My Kids Would Not Be Who They Are Without Daycare
My son begins kindergarten two weeks from today. I have barely let it enter my head because I am up to my eyeballs in work and other obligations but when I do think about it, all I can think of is what got us there. Ben is our true daycare baby. Claire was three when I went back to work but Ben was barely 18 months. He has pretty much grown up in daycare and it shows. For us, that is only a good thing. My kids would not be who they are without daycare and their amazing teachers.
It is very scary to trust another person with the thing on the planet that matters the most to you- the ultimate leap of faith, if you will. I vividly remember our first daycare drop-off. Ben nursed until mere weeks before I went back to work for the first time since having our daughter so I was full of hormones, guilt and nerves. I had so much doubt and wondered whether we were doing the right thing. I dropped him off first in the young toddler room and took Claire upstairs to the preschool room afterward. I had to turn around to cry so she wouldn’t see- I had been their sole care-giver their entire lives and I felt like I was betraying them somehow. I called my mother that night and cried to her telling her that I felt like if my kids were aware of the situation, they would ask why staying at home with them wasn’t enough to make me happy. The job I took was not going to make me a ton of money beyond the cost of daycare but after almost four years out of the workforce, I simply wanted to get my foot in the door. At that moment, leaving my children with someone other than my family for the first time, I started to doubt whether it would be worth it.

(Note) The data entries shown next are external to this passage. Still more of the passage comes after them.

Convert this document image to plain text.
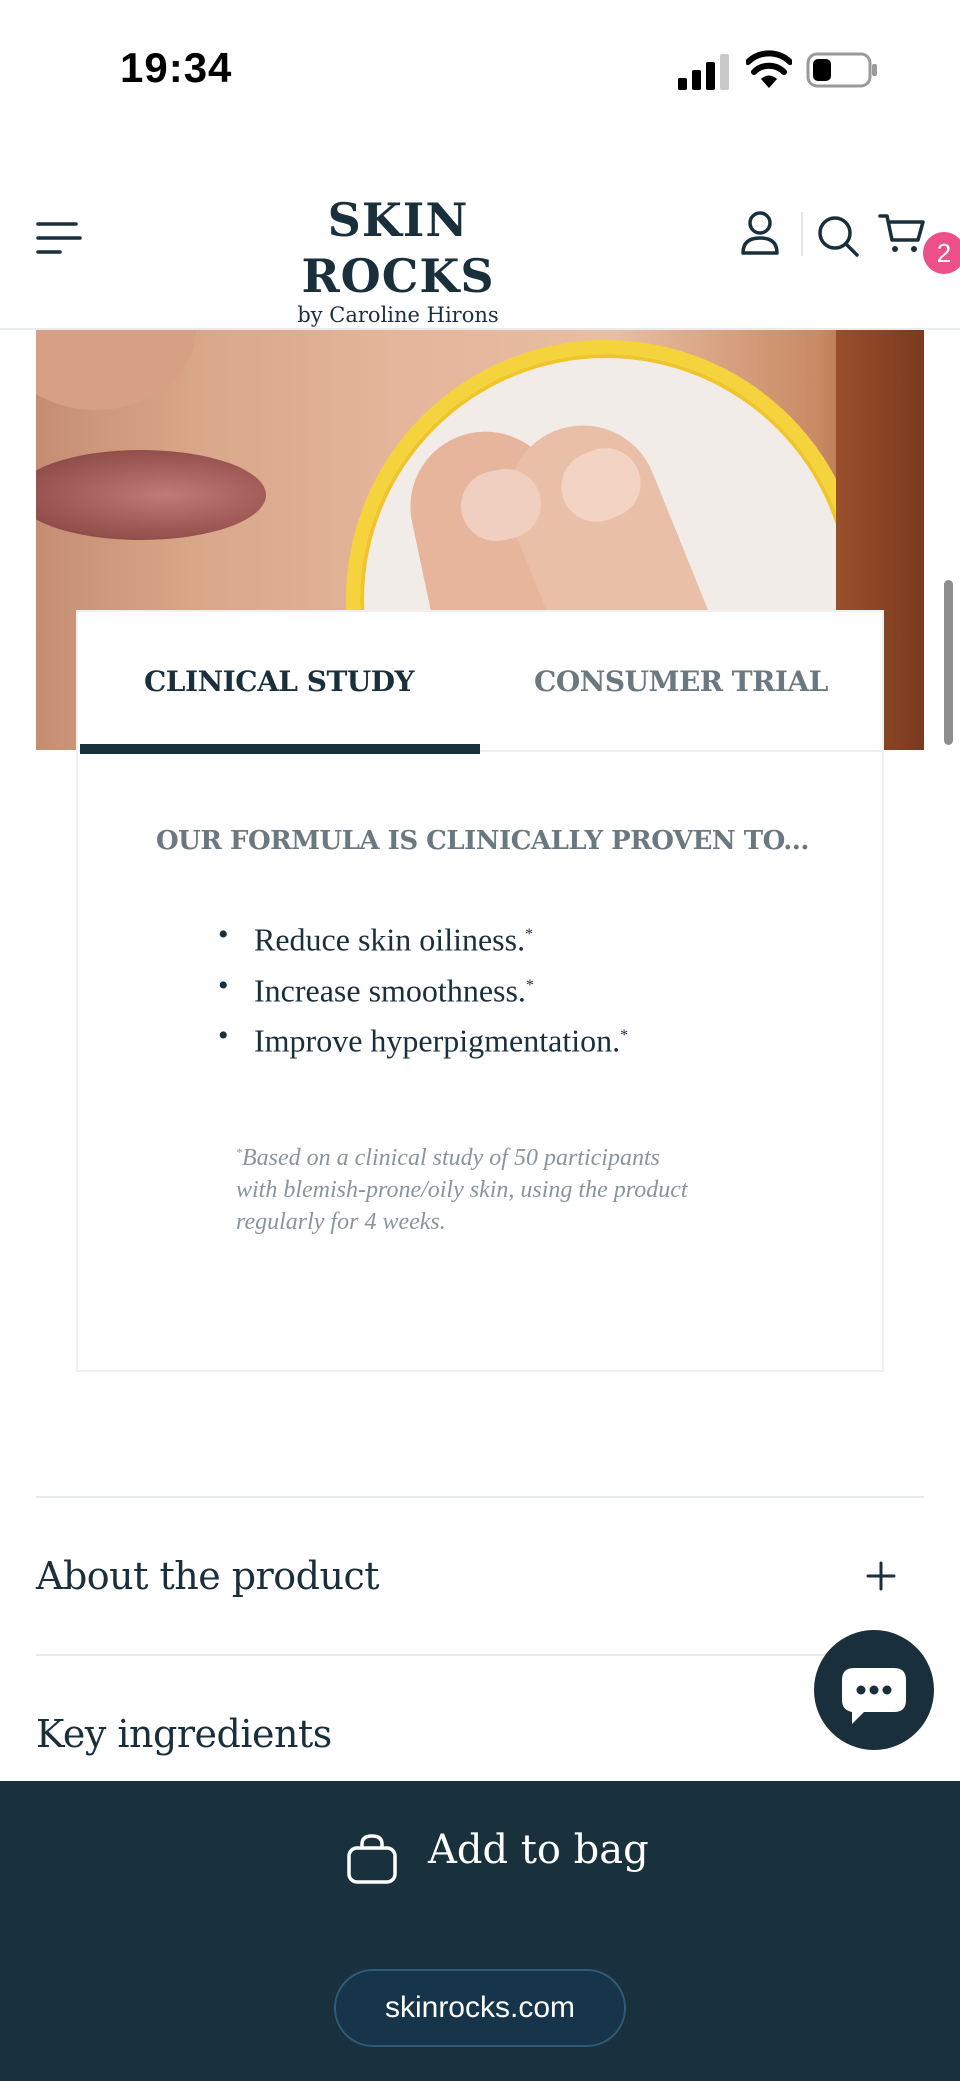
19:34
SKIN ROCKS
by Caroline Hirons
2
CLINICAL STUDY	CONSUMER TRIAL
OUR FORMULA IS CLINICALLY PROVEN TO...
• Reduce skin oiliness.*
• Increase smoothness.*
• Improve hyperpigmentation.*

*Based on a clinical study of 50 participants
with blemish-prone/oily skin, using the product
regularly for 4 weeks.

About the product
Key ingredients
Add to bag
skinrocks.com
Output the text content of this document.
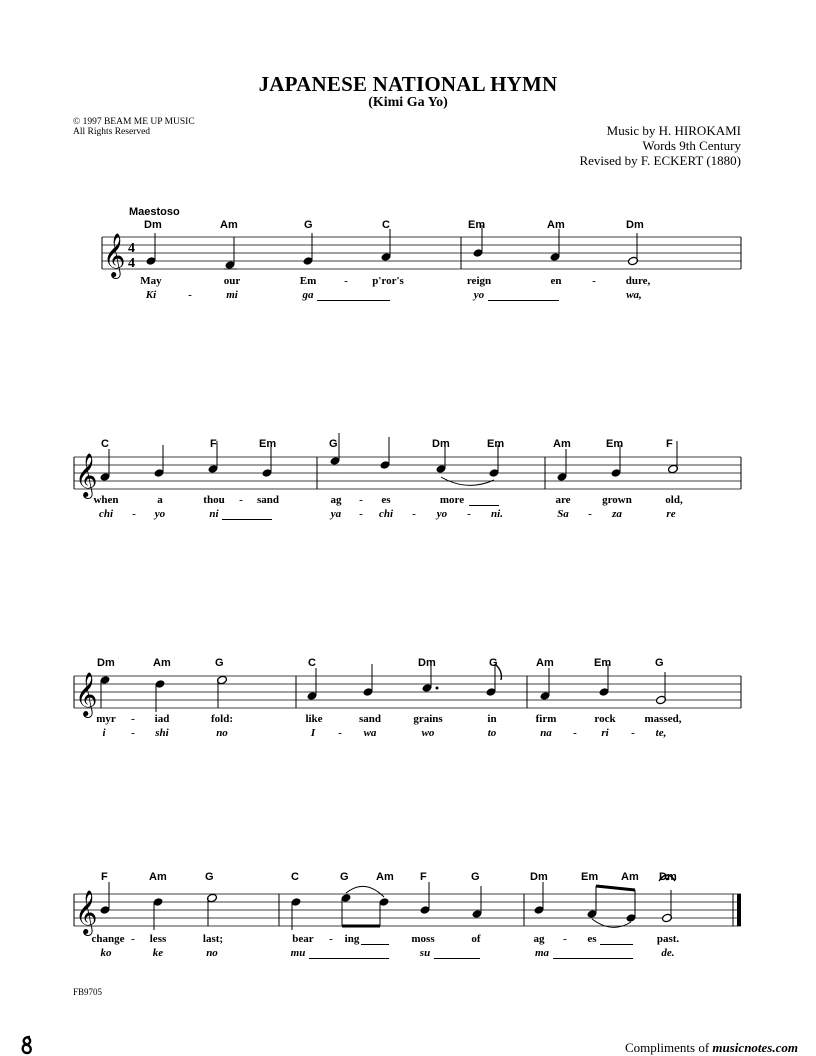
JAPANESE NATIONAL HYMN
(Kimi Ga Yo)
© 1997 BEAM ME UP MUSIC
All Rights Reserved	Music by H. HIROKAMI
Words 9th Century
Revised by F. ECKERT (1880)
Maestoso
𝄞 4
4
𝄞
𝄞
𝄞
Dm	Am	G	C	Em	Am	Dm
May	our	Em	- p'ror's	reign	en	-	dure,
Ki	-	mi	ga	yo	wa,
C	F	Em	G	Dm	Em	Am	Em	F
when	a	thou - sand	ag - es	more	are	grown	old,
chi - yo	ni	ya - chi - yo - ni.	Sa - za	re
Dm	Am	G	C	Dm	G	Am	Em	G
myr - iad	fold:	like	sand	grains	in	firm	rock	massed,
i - shi	no	I - wa	wo	to	na - ri - te,
F	Am	G	C	G Am F	G	Dm	Em Am Dm
change - less	last;	bear - ing	moss	of	ag - es	past.
ko	ke	no	mu	su	ma	de.
FB9705
Compliments of musicnotes.com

That answer came to me slowly over time. When Claire came home happy and chattering away about her new friends, it became worth it. When she finally fully grasped the number two end of potty training because of her wonderful teachers and their endless patience, it became worth it. When Ben started sleeping through the night reliably for the first time in his entire life, it became worth it. When we saw how much their teachers deeply cared for them, it became worth it. Over time, my doubt began to erode and I could only see the positives in what we had decided to do.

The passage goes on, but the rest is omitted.